AMSAS stands for Advanced Motorcycle Stabilization Assist System and while the bones of this prototype come from a Yamaha R25 (essentially the same as the R3 we get in the UK) the key elements of its technology could be bolted to virtually any bike.
They’re made up of a steering assist system that can turn the bars automatically to help keep you upright, along with an electric drive mounted on the front wheel that provides stability at low speed. In fact, low speed is where the prototype stays, as it’s been stripped of the combustion engine that would normally drive the rear wheel and give it the ability to go more quickly.
Like Yamaha’s MotoBot, the AMSAS prototype is able to balance itself and be operated without a rider, but unlike that earlier development it can also carry a human. Eventually, the company hopes to be able to shrink the steering and front drive components, as well as the computer systems that operate them, to add to virtually any normal bike.
Yamaha says that a large proportion of bike accidents are down to rider error, with ‘recognition errors’ accounting for 10%, ‘decision errors’ for 17% and ‘operation errors’ another 5%. Eliminating those, by allowing the bike to take over when the rider makes the wrong call, is the aim. Yamaha has four paths – ‘assisted danger prediction’, ‘damage prevention and assisted defensive riding’, ‘assisted evasive riding manoeuvres’ and ‘damage mitigation’ – to achieve that goal.
Project leader Akitoshi Suzuki says the project’s most notable feature is “its approach to use an arrangement highly applicable to existing vehicles since it does not require any modifications to the frame.”
“With the base technologies in place now, we’re halfway to our goal of bringing AMSAS’ value to customers. From here on, we’ll be working to downscale the sizes of the various components and so on, as we want to develop it into a platform not just for motorcycles, but one also adaptable to a wide range of other personal mobility applications, like bicycles.”

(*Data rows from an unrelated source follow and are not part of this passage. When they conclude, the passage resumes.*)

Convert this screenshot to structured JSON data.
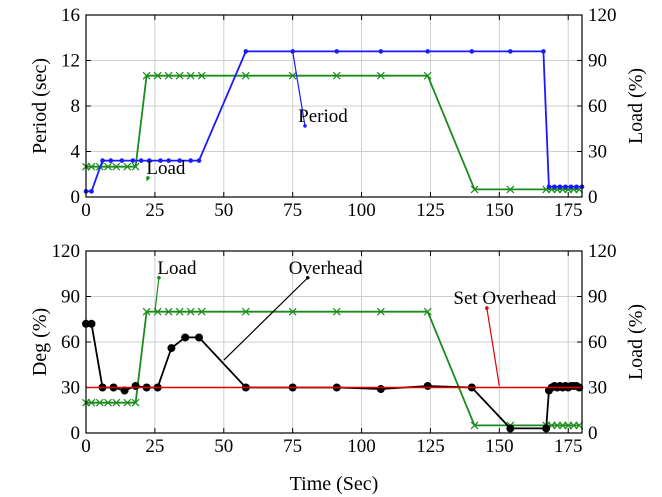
{
  "colors": {
    "period": "#1a1aff",
    "load": "#1a8c1a",
    "overhead": "#000000",
    "set_overhead": "#e00000"
  },
  "chart_data": [
    {
      "type": "line",
      "xlim": [
        0,
        180
      ],
      "x_ticks": [
        0,
        25,
        50,
        75,
        100,
        125,
        150,
        175
      ],
      "ylabel": "Period (sec)",
      "ylim": [
        0,
        16
      ],
      "y_ticks": [
        0,
        4,
        8,
        12,
        16
      ],
      "y2label": "Load (%)",
      "y2lim": [
        0,
        120
      ],
      "y2_ticks": [
        0,
        30,
        60,
        90,
        120
      ],
      "grid": true,
      "series": [
        {
          "name": "Period",
          "axis": "left",
          "color_key": "period",
          "marker": "dot",
          "x": [
            0,
            2,
            6,
            9,
            13,
            17,
            20,
            23,
            27,
            30,
            34,
            38,
            41,
            58,
            75,
            91,
            107,
            124,
            140,
            154,
            166,
            168,
            170,
            172,
            174,
            176,
            178,
            180
          ],
          "y": [
            0.5,
            0.5,
            3.2,
            3.2,
            3.2,
            3.2,
            3.2,
            3.2,
            3.2,
            3.2,
            3.2,
            3.2,
            3.2,
            12.8,
            12.8,
            12.8,
            12.8,
            12.8,
            12.8,
            12.8,
            12.8,
            0.9,
            0.9,
            0.9,
            0.9,
            0.9,
            0.9,
            0.9
          ]
        },
        {
          "name": "Load",
          "axis": "right",
          "color_key": "load",
          "marker": "x",
          "x": [
            0,
            2,
            5,
            8,
            11,
            15,
            18,
            22,
            26,
            30,
            34,
            38,
            42,
            58,
            75,
            91,
            107,
            124,
            141,
            154,
            167,
            169,
            171,
            173,
            175,
            177,
            179
          ],
          "y": [
            20,
            20,
            20,
            20,
            20,
            20,
            20,
            80,
            80,
            80,
            80,
            80,
            80,
            80,
            80,
            80,
            80,
            80,
            5,
            5,
            5,
            5,
            5,
            5,
            5,
            5,
            5
          ]
        }
      ],
      "annotations": [
        {
          "text": "Load",
          "series": "Load",
          "label_at": [
            29,
            15.2
          ],
          "points_to": [
            22,
            10.6
          ]
        },
        {
          "text": "Period",
          "series": "Period",
          "label_at": [
            86,
            6.6
          ],
          "points_to": [
            75,
            12.8
          ]
        }
      ]
    },
    {
      "type": "line",
      "xlim": [
        0,
        180
      ],
      "x_ticks": [
        0,
        25,
        50,
        75,
        100,
        125,
        150,
        175
      ],
      "xlabel": "Time (Sec)",
      "ylabel": "Deg (%)",
      "ylim": [
        0,
        120
      ],
      "y_ticks": [
        0,
        30,
        60,
        90,
        120
      ],
      "y2label": "Load (%)",
      "y2lim": [
        0,
        120
      ],
      "y2_ticks": [
        0,
        30,
        60,
        90,
        120
      ],
      "grid": true,
      "series": [
        {
          "name": "Overhead",
          "axis": "left",
          "color_key": "overhead",
          "marker": "dot",
          "x": [
            0,
            2,
            6,
            10,
            14,
            18,
            22,
            26,
            31,
            36,
            41,
            58,
            75,
            91,
            107,
            124,
            140,
            154,
            167,
            168,
            169,
            170,
            171,
            172,
            173,
            174,
            175,
            176,
            177,
            178,
            179
          ],
          "y": [
            72,
            72,
            30,
            30,
            28,
            31,
            30,
            30,
            56,
            63,
            63,
            30,
            30,
            30,
            29,
            31,
            30,
            3,
            3,
            28,
            30,
            31,
            30,
            31,
            30,
            31,
            30,
            31,
            31,
            31,
            30
          ]
        },
        {
          "name": "Load",
          "axis": "right",
          "color_key": "load",
          "marker": "x",
          "x": [
            0,
            2,
            5,
            8,
            11,
            15,
            18,
            22,
            26,
            30,
            34,
            38,
            42,
            58,
            75,
            91,
            107,
            124,
            141,
            154,
            167,
            169,
            171,
            173,
            175,
            177,
            179
          ],
          "y": [
            20,
            20,
            20,
            20,
            20,
            20,
            20,
            80,
            80,
            80,
            80,
            80,
            80,
            80,
            80,
            80,
            80,
            80,
            5,
            5,
            5,
            5,
            5,
            5,
            5,
            5,
            5
          ]
        },
        {
          "name": "Set Overhead",
          "axis": "left",
          "color_key": "set_overhead",
          "marker": "none",
          "x": [
            0,
            180
          ],
          "y": [
            30,
            30
          ]
        }
      ],
      "annotations": [
        {
          "text": "Load",
          "series": "Load",
          "label_at": [
            33,
            105
          ],
          "points_to": [
            25,
            80
          ]
        },
        {
          "text": "Overhead",
          "series": "Overhead",
          "label_at": [
            87,
            105
          ],
          "points_to": [
            50,
            48
          ]
        },
        {
          "text": "Set Overhead",
          "series": "Set Overhead",
          "label_at": [
            152,
            85
          ],
          "points_to": [
            150,
            31
          ]
        }
      ]
    }
  ]
}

Jun Sakamoto, in charge of safety strategy at Yamaha, says: “It’s to create conditions where the rider can focus more on operating their bike, so that everyone can enjoy that sense of being one with your machine. By providing an assist when the bike is more unstable and requires skill to operate, we want to deliver fun rooted in peace of mind to a wide range of riders.”
The main components of the AMSAS prototype’s safety systems are bunched around the front end. The steering system features a bar-mounted actuator to assist the rider. Yamaha is already using a system on some of its works motocross bikes, introduced a year ago, that doubles as an active steering damper and a power steering system, and creating an active steering system to help avoid accidents and maintain a bike’s balance is a natural step forward from that technology.
The front drive is more unusual, looking very much like a proof-of-concept prototype – with a bulky motor attached to gearing in the front hub. There’s clearly plenty of scope to scale-down the components, but Yamaha says this ‘drive actuator’ helps stability when starting and stopping and at walking pace – up to around 5km/h. They whole system takes its information from a 6-axis inertial measurement unit of the sort that’s already commonplace in traction control and cornering ABS setups.
Japanese video on Yamaha’s YouTube channel shows the bike in action last year, both with and without a rider aboard, demonstrating some enviable low-speed balance. As shown in the video, the front wheel motor even allows it to move forwards and backwards, just fractionally, to remain upright when stationary.
Allied to traction control and antilock systems that respectively allow computers to prevent the worst of a rider’s transgressions in overusing the throttle or the brake lever, a control that can subtly assist in steering is the final piece of a jigsaw of rider assistance. Throw in additional information from sensors like the radar that Yamaha introduced on the Tracer 9 this year, and the path towards the firm’s zero-fatalities goal – while still long – starts to look a lot clearer.